Estimation of a quantile upper bound by Wilks’ method

We consider a random variable X of dimension 1 and the unknown x_{\alpha} level quantile of its distribution (\alpha \in [0, 1]). We seek to evaluate an upper bound of x_{\alpha} with a confidence greater or equal to \beta, using a given order statistics.

Let (X_1, \dots, X_\sampleSize) be some independent copies of X. Let X_{(k)} be the k -th order statistics of (X_1, \dots, X_\sampleSize) which means that X_{(k)} is the k -th maximum of (X_1, \dots, X_\sampleSize) for 1 \leq k \leq \sampleSize. For example, X_{(1)} = \min (X_1, \dots, X_\sampleSize) is the minimum and X_{(\sampleSize)} = \max (X_1, \dots, X_\sampleSize) is the maximum. We have:

X_{(1)} \leq X_{(2)} \leq \dots \leq X_{(\sampleSize)}

Smallest rank for an upper bound to the quantile

Let (x_1, \dots, x_\sampleSize) be an i.i.d. sample of size \sampleSize of the random variable X. Given a quantile level \alpha \in [0,1], a confidence level \beta \in [0,1], and a sample size \sampleSize, we seek the smallest rank k \in \llbracket 1, \sampleSize \rrbracket such that:

(1)\Prob{x_{\alpha} \leq X_{(k)}} \geq \beta

The probability density and cumulative distribution functions of the order statistics X_{(k)} are:

(2)F_{X_{(k)}}(x) & = \sum_{i=k}^{\sampleSize} \binom{\sampleSize}{i}\left(F(x)
\right)^i \left(1-F(x)
\right)^{\sampleSize-i} \\
p_{X_{(k)}}(x) & = (\sampleSize-k+1)\binom{\sampleSize}{k-1}\left(F(x)\right)^{k-1}
\left(1-F(x)
\right)^{\sampleSize-k} p(x)

We notice that F_{X_{(k)}}(x) = \overline{F}_{(\sampleSize,F(x))}(k-1) where F_{(\sampleSize,F(x))} is the cumulated distribution function of the Binomial distribution \cB(\sampleSize,F(x)) and \overline{F}_{(\sampleSize,F(x))}(k) = 1 - F_{(\sampleSize,F(x))}(k) is the complementary cumulated distribution fonction (also named survival function in dimension 1). Therefore:

F_{X_{(k)}}(x_{\alpha}) = \sum_{i=k}^{\sampleSize} \binom{\sampleSize}{i} \alpha^i (1-\alpha)^{\sampleSize-i}
= \overline{F}_{(\sampleSize,\alpha)}(k-1)

and equation (1) implies:

(3)1-F_{X_{(k)}}(x_{\alpha})\geq \beta

This implies:

F_{\sampleSize, \alpha}(k-1)\geq \beta

The smallest rank k_{sol} such that the previous equation is satisfied is:

k_{sol} & = \min \{ k \in \llbracket 1, n \rrbracket \, | \, F_{\sampleSize, \alpha}(k-1)\geq \beta \}\\
        & = 1 +  \min \{ k \in \llbracket 1, n\rrbracket \, | \, F_{\sampleSize, \alpha}(k)\geq \beta \}

An upper bound of x_{\alpha} is estimated by the value of X_{(k_{sol})} on the sample (x_1, \dots, x_\sampleSize).

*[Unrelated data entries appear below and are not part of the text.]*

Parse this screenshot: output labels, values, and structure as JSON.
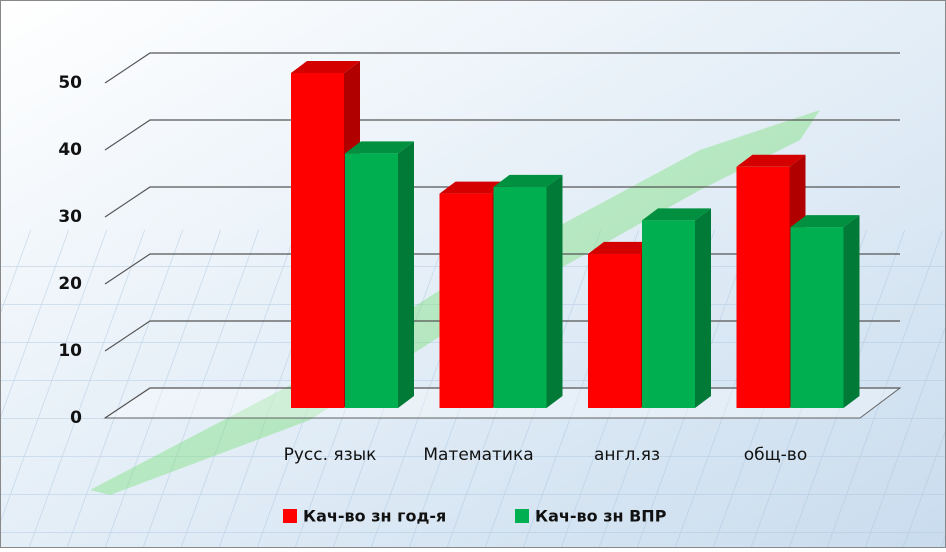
{
  "chart_data": {
    "type": "bar3d",
    "categories": [
      "Русс.  язык",
      "Математика",
      "англ.яз",
      "общ-во"
    ],
    "series": [
      {
        "name": "Кач-во зн год-я",
        "color": "#ff0000",
        "side": "#b00000",
        "top": "#d40000",
        "values": [
          50,
          32,
          23,
          36
        ]
      },
      {
        "name": "Кач-во зн ВПР",
        "color": "#00b050",
        "side": "#007a36",
        "top": "#009040",
        "values": [
          38,
          33,
          28,
          27
        ]
      }
    ],
    "ylim": [
      0,
      50
    ],
    "yticks": [
      0,
      10,
      20,
      30,
      40,
      50
    ],
    "grid": true,
    "legend": "bottom"
  }
}
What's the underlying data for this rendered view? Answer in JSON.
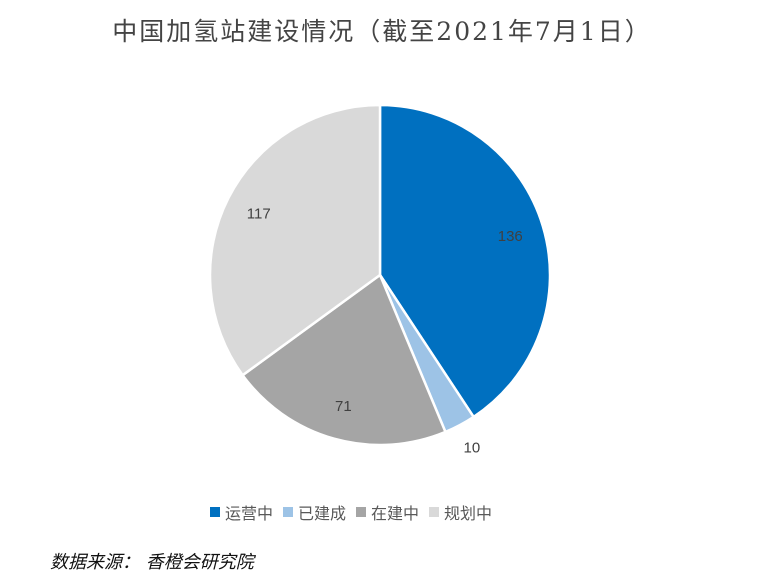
{
  "chart_data": {
    "type": "pie",
    "title": "中国加氢站建设情况（截至2021年7月1日）",
    "start_angle": "top, clockwise",
    "slices": [
      {
        "name": "运营中",
        "value": 136,
        "color": "#0070C0"
      },
      {
        "name": "已建成",
        "value": 10,
        "color": "#9DC3E6"
      },
      {
        "name": "在建中",
        "value": 71,
        "color": "#A5A5A5"
      },
      {
        "name": "规划中",
        "value": 117,
        "color": "#D9D9D9"
      }
    ],
    "legend_placement": "bottom"
  },
  "source": "数据来源：  香橙会研究院"
}
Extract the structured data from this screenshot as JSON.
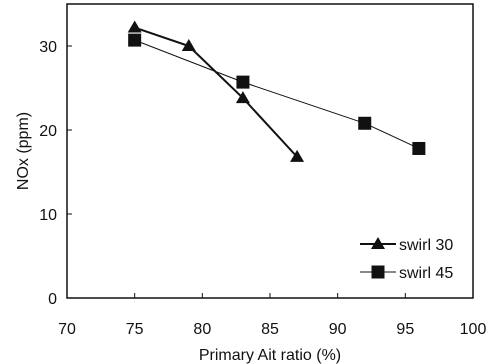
{
  "chart_data": {
    "type": "line",
    "xlabel": "Primary Ait ratio (%)",
    "ylabel": "NOx (ppm)",
    "xlim": [
      70,
      100
    ],
    "ylim": [
      0,
      35
    ],
    "x_ticks": [
      "70",
      "75",
      "80",
      "85",
      "90",
      "95",
      "100"
    ],
    "y_ticks": [
      "0",
      "10",
      "20",
      "30"
    ],
    "grid": false,
    "legend_position": "bottom-right",
    "series": [
      {
        "name": "swirl 30",
        "marker": "triangle",
        "points": [
          [
            75,
            32.2
          ],
          [
            79,
            30.0
          ],
          [
            83,
            23.8
          ],
          [
            87,
            16.8
          ]
        ]
      },
      {
        "name": "swirl 45",
        "marker": "square",
        "points": [
          [
            75,
            30.7
          ],
          [
            83,
            25.7
          ],
          [
            92,
            20.8
          ],
          [
            96,
            17.8
          ]
        ]
      }
    ],
    "colors": {
      "axis": "#111111",
      "series": "#111111",
      "background": "#ffffff"
    }
  }
}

Minimum sample size for an upper bound to the quantile

Given \alpha, \beta, and k, we seek for the smallest sample size \sampleSize such that the equation (1) is satisfied. In order to do so, we solve the equation (3) with respect to the sample size \sampleSize.

Once the smallest size \sampleSize has been estimated, a sample of size \sampleSize can be generated from X and an upper bound of x_{\alpha} is estimated using x_{(\sampleSize-i)} i.e. the \sampleSize - i-th observation in the ordered sample (x_{(1)}, \dots, x_{(\sampleSize)}).